Les yeux d'un pigeon
La sagesse populaire attribue une acuité visuelle extraordinaire à l'aigle et au faucon. Or, comme l'ont constaté les ornithologues, les pigeons ne sont pas en reste. De plus, ils distinguent parfaitement les couleurs, même à grande distance. C'est sur ces capacités que les services de sauvetage côtiers canadiens ont décidé de se pencher. Un entraînement spécifique a été mis en place pour les pigeons. On leur a appris à repérer les taches orange dans l'eau, c'est-à-dire la couleur des gilets de sauvetage et des embarcations pneumatiques. Des expériences ont démontré qu'un oiseau bien entraîné détecte la tache orange en mer trois fois mieux que le pilote le plus observateur et expérimenté.

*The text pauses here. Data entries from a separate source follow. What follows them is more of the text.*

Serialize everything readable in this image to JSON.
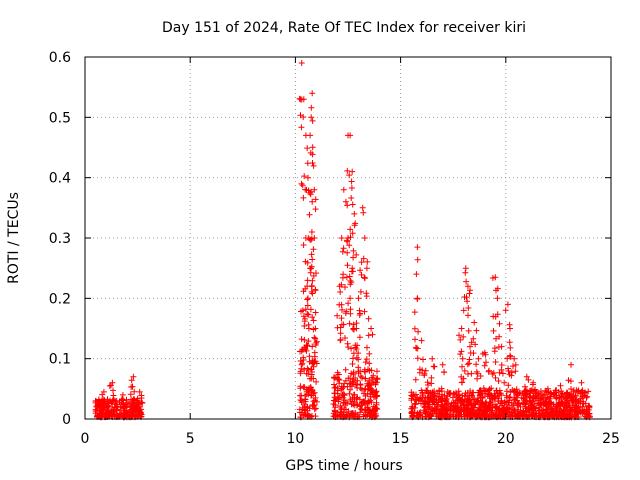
{
  "chart_data": {
    "type": "scatter",
    "title": "Day 151 of 2024, Rate Of TEC Index for receiver kiri",
    "xlabel": "GPS time / hours",
    "ylabel": "ROTI / TECUs",
    "xlim": [
      0,
      25
    ],
    "ylim": [
      0,
      0.6
    ],
    "xticks": [
      0,
      5,
      10,
      15,
      20,
      25
    ],
    "yticks": [
      0,
      0.1,
      0.2,
      0.3,
      0.4,
      0.5,
      0.6
    ],
    "xtick_labels": [
      "0",
      "5",
      "10",
      "15",
      "20",
      "25"
    ],
    "ytick_labels": [
      "0",
      "0.1",
      "0.2",
      "0.3",
      "0.4",
      "0.5",
      "0.6"
    ],
    "grid": true,
    "marker": "+",
    "series_color": "#ff0000",
    "clusters": [
      {
        "x_start": 0.5,
        "x_end": 2.7,
        "base_max": 0.03,
        "peaks": [
          [
            1.3,
            0.06
          ],
          [
            2.3,
            0.07
          ],
          [
            1.8,
            0.04
          ],
          [
            2.6,
            0.045
          ],
          [
            0.9,
            0.045
          ]
        ]
      },
      {
        "x_start": 10.2,
        "x_end": 11.05,
        "base_max": 0.12,
        "peaks": [
          [
            10.3,
            0.59
          ],
          [
            10.4,
            0.53
          ],
          [
            10.8,
            0.54
          ],
          [
            10.75,
            0.5
          ],
          [
            10.7,
            0.47
          ],
          [
            10.5,
            0.47
          ],
          [
            10.6,
            0.4
          ],
          [
            10.5,
            0.3
          ],
          [
            10.8,
            0.36
          ],
          [
            10.9,
            0.38
          ],
          [
            10.7,
            0.25
          ],
          [
            10.9,
            0.3
          ],
          [
            10.6,
            0.2
          ],
          [
            10.35,
            0.18
          ],
          [
            10.95,
            0.15
          ]
        ]
      },
      {
        "x_start": 11.8,
        "x_end": 13.9,
        "base_max": 0.08,
        "peaks": [
          [
            12.5,
            0.47
          ],
          [
            12.6,
            0.47
          ],
          [
            12.7,
            0.41
          ],
          [
            12.3,
            0.38
          ],
          [
            12.4,
            0.36
          ],
          [
            12.8,
            0.34
          ],
          [
            12.2,
            0.3
          ],
          [
            13.2,
            0.35
          ],
          [
            12.5,
            0.3
          ],
          [
            12.7,
            0.25
          ],
          [
            13.0,
            0.2
          ],
          [
            12.9,
            0.15
          ],
          [
            13.3,
            0.3
          ],
          [
            13.4,
            0.25
          ],
          [
            13.6,
            0.15
          ],
          [
            12.1,
            0.22
          ],
          [
            12.6,
            0.2
          ]
        ]
      },
      {
        "x_start": 15.5,
        "x_end": 24.0,
        "base_max": 0.045,
        "peaks": [
          [
            15.8,
            0.285
          ],
          [
            15.8,
            0.2
          ],
          [
            16.0,
            0.13
          ],
          [
            16.5,
            0.1
          ],
          [
            16.2,
            0.08
          ],
          [
            18.1,
            0.25
          ],
          [
            18.2,
            0.22
          ],
          [
            17.9,
            0.15
          ],
          [
            18.3,
            0.12
          ],
          [
            18.0,
            0.18
          ],
          [
            18.5,
            0.16
          ],
          [
            18.7,
            0.1
          ],
          [
            19.0,
            0.11
          ],
          [
            19.5,
            0.235
          ],
          [
            19.6,
            0.2
          ],
          [
            19.4,
            0.17
          ],
          [
            19.8,
            0.12
          ],
          [
            20.1,
            0.19
          ],
          [
            20.2,
            0.15
          ],
          [
            20.4,
            0.1
          ],
          [
            19.2,
            0.08
          ],
          [
            21.3,
            0.06
          ],
          [
            22.0,
            0.05
          ],
          [
            23.1,
            0.09
          ],
          [
            23.6,
            0.06
          ],
          [
            17.0,
            0.09
          ],
          [
            21.0,
            0.07
          ],
          [
            22.6,
            0.055
          ]
        ]
      }
    ]
  }
}
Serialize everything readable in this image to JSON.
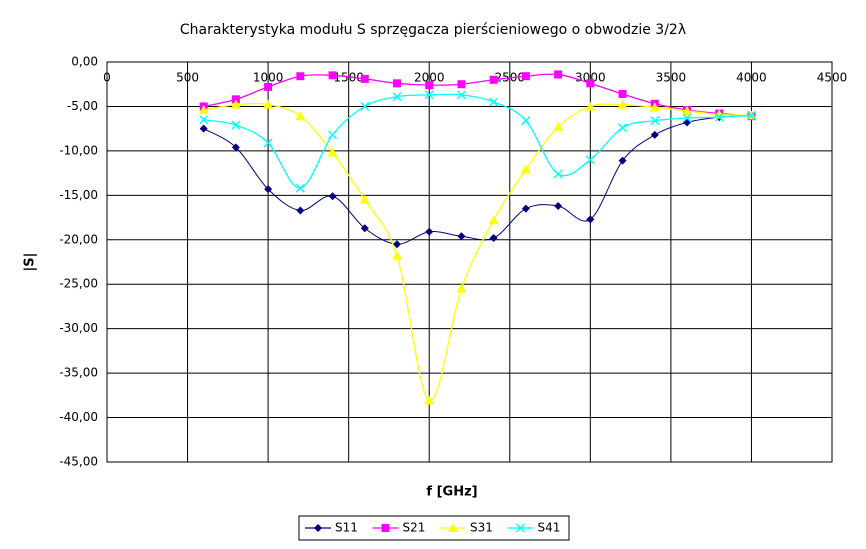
{
  "chart_data": {
    "type": "line",
    "title": "Charakterystyka modułu S sprzęgacza pierścieniowego o obwodzie 3/2λ",
    "x_label": "f [GHz]",
    "y_label": "|S|",
    "x": [
      600,
      800,
      1000,
      1200,
      1400,
      1600,
      1800,
      2000,
      2200,
      2400,
      2600,
      2800,
      3000,
      3200,
      3400,
      3600,
      3800,
      4000
    ],
    "series": [
      {
        "name": "S11",
        "color": "#000080",
        "marker": "diamond",
        "values": [
          -7.5,
          -9.6,
          -14.3,
          -16.7,
          -15.1,
          -18.7,
          -20.5,
          -19.1,
          -19.6,
          -19.8,
          -16.5,
          -16.2,
          -17.7,
          -11.1,
          -8.2,
          -6.8,
          -6.2,
          -6.0
        ]
      },
      {
        "name": "S21",
        "color": "#ff00ff",
        "marker": "square",
        "values": [
          -5.0,
          -4.2,
          -2.8,
          -1.6,
          -1.5,
          -1.9,
          -2.4,
          -2.6,
          -2.5,
          -2.0,
          -1.6,
          -1.4,
          -2.4,
          -3.6,
          -4.7,
          -5.4,
          -5.8,
          -6.1
        ]
      },
      {
        "name": "S31",
        "color": "#ffff00",
        "marker": "triangle",
        "values": [
          -5.4,
          -4.8,
          -4.8,
          -6.1,
          -10.2,
          -15.5,
          -21.8,
          -38.1,
          -25.5,
          -17.8,
          -12.1,
          -7.3,
          -5.0,
          -4.8,
          -5.1,
          -5.5,
          -5.9,
          -6.0
        ]
      },
      {
        "name": "S41",
        "color": "#00ffff",
        "marker": "cross",
        "values": [
          -6.5,
          -7.1,
          -9.1,
          -14.2,
          -8.2,
          -5.0,
          -3.9,
          -3.7,
          -3.7,
          -4.5,
          -6.6,
          -12.6,
          -11.0,
          -7.4,
          -6.6,
          -6.3,
          -6.2,
          -6.0
        ]
      }
    ],
    "xlim": [
      0,
      4500
    ],
    "xticks": [
      0,
      500,
      1000,
      1500,
      2000,
      2500,
      3000,
      3500,
      4000,
      4500
    ],
    "ylim": [
      -45,
      0
    ],
    "yticks": [
      {
        "value": 0,
        "label": "0,00"
      },
      {
        "value": -5,
        "label": "-5,00"
      },
      {
        "value": -10,
        "label": "-10,00"
      },
      {
        "value": -15,
        "label": "-15,00"
      },
      {
        "value": -20,
        "label": "-20,00"
      },
      {
        "value": -25,
        "label": "-25,00"
      },
      {
        "value": -30,
        "label": "-30,00"
      },
      {
        "value": -35,
        "label": "-35,00"
      },
      {
        "value": -40,
        "label": "-40,00"
      },
      {
        "value": -45,
        "label": "-45,00"
      }
    ],
    "grid": true,
    "smooth": true,
    "legend": "bottom"
  }
}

À propos du vol des pigeons
Les jeunes pigeons volent maladroitement au début. Auparavant, on pensait qu'ils apprenaient à voler grâce à l'entraînement. Pour vérifier cette hypothèse, une expérience a été menée : certains pigeons ont été relâchés dans la nature, tandis que d'autres ont été placés dans des cages si étroites qu'ils ne pouvaient même pas déployer leurs ailes. Lorsque les pigeons relâchés dans la nature ont appris à voler, les pigeons captifs ont également été relâchés, et il s'est avéré qu'ils volaient aussi bien que les pigeons libres. Ainsi, l'apprentissage du vol dépend principalement de la maturation des oiseaux et non de l'entraînement.
Qui montre le chemin
Il y a quelque temps, les biologistes pensaient que les oiseaux âgés et expérimentés, ayant effectué de nombreux allers-retours entre le nord et le sud, guidaient les jeunes. De fait, les oies et les canards sauvages, ainsi que les grues, migrent en groupes composés d'individus âgés et jeunes. Dans ces cas, le rôle prépondérant des adultes est évident. Une étude détaillée de ces migrations, réalisée grâce au baguage, a montré que de nombreux jeunes pinsons partent vers le sud avant les adultes.
Les oiseaux ont peur des serpents artificiels.
De nos jours, diverses méthodes sont utilisées pour éloigner les oiseaux des cultures agricoles. Il peut s'agir, par exemple, d'oiseaux empaillés aux ailes déployées, imitant un signal de danger. Un moyen de répulsion inattendu et très efficace s'est révélé être l'utilisation de serpents artificiels. Les expériences menées ont donné d'excellents résultats. Les dégâts causés aux plantations, par exemple, ont diminué de 17 % par rapport aux zones où d'autres épouvantails étaient utilisés. En l'absence de tels moyens de protection, les pertes atteignaient 30 %, contre seulement 3 % avec l'utilisation de serpents artificiels. Les serpents effraient les oiseaux par leur apparence et, de plus, contrairement à d'autres épouvantails, les oiseaux ne s'y habituent pas.